Voilà un recueil de nouvelles que j’ai bien aimé. En onze tranches de vie, Natalie Jean propose un regard pertinent sur des moments clés dans la vie de ses personnages. Amour, vengeance, recherche de travail, jalousie, j’ai senti la volonté de transmettre un élan vers l’inconnu et vers l’affirmation de soi. Je qualifierais volontiers Je jette mes ongles par la fenêtre d’ouvrage printanier. En effet, on est face à une montée de sève chez des personnages pleins de vie qui sont sur le point d’entreprendre de nouveaux projets. C’est d’ailleurs au niveau des personnages que j’aurais un reproche à faire à Natalie Jean : j’ai les ai perçus comme étant proches les uns des autres. Ils manquent souvent de caractères distinctifs.
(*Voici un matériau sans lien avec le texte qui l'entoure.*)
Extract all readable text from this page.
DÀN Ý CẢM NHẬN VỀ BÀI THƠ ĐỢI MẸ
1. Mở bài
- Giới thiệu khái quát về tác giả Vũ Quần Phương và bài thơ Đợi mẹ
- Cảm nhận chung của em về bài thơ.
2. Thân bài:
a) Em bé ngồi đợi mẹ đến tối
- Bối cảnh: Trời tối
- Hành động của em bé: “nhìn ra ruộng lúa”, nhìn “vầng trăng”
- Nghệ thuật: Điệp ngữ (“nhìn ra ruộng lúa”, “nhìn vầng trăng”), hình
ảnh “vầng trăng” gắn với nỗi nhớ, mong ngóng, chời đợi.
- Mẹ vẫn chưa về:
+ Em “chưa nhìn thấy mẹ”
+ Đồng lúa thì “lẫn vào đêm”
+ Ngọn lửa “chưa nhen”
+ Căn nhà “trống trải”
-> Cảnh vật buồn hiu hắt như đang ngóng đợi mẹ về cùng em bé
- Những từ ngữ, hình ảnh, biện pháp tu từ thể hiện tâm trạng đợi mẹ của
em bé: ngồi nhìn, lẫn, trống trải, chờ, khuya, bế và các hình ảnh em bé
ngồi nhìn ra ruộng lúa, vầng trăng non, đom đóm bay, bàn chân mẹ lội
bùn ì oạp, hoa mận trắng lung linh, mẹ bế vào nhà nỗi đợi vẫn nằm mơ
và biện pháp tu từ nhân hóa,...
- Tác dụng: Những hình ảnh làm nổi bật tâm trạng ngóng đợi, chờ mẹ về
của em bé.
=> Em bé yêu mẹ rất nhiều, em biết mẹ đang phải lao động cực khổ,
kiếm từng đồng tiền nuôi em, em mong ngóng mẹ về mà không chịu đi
Mais Natalie Jean maîtrise à n’en pas douter le format de la nouvelle. J’ai sauté à pieds joints dans les récits. J’ai aimé le regard frais sur le monde qu’elle pose avec une attention particulière pour des détails du quotidien. Cela transparaît dans les descriptions, dans l’état d’esprit des personnages et dans les dialogues. Ça sonne juste et beau. Petit bémol tout de même, j’ai moins aimé les généralités sur l’inutilité de la guerre et sur le caractère hypocrite du monde des affaires. Il y avait quelque chose de convenu sans réelle valeur ajoutée. À noter que la ville de Québec constitue une très belle toile de fond pour la plupart des nouvelles de ce recueil.
C’est un livre qui fait du bien. Il n’est pas parfait mais il est solide.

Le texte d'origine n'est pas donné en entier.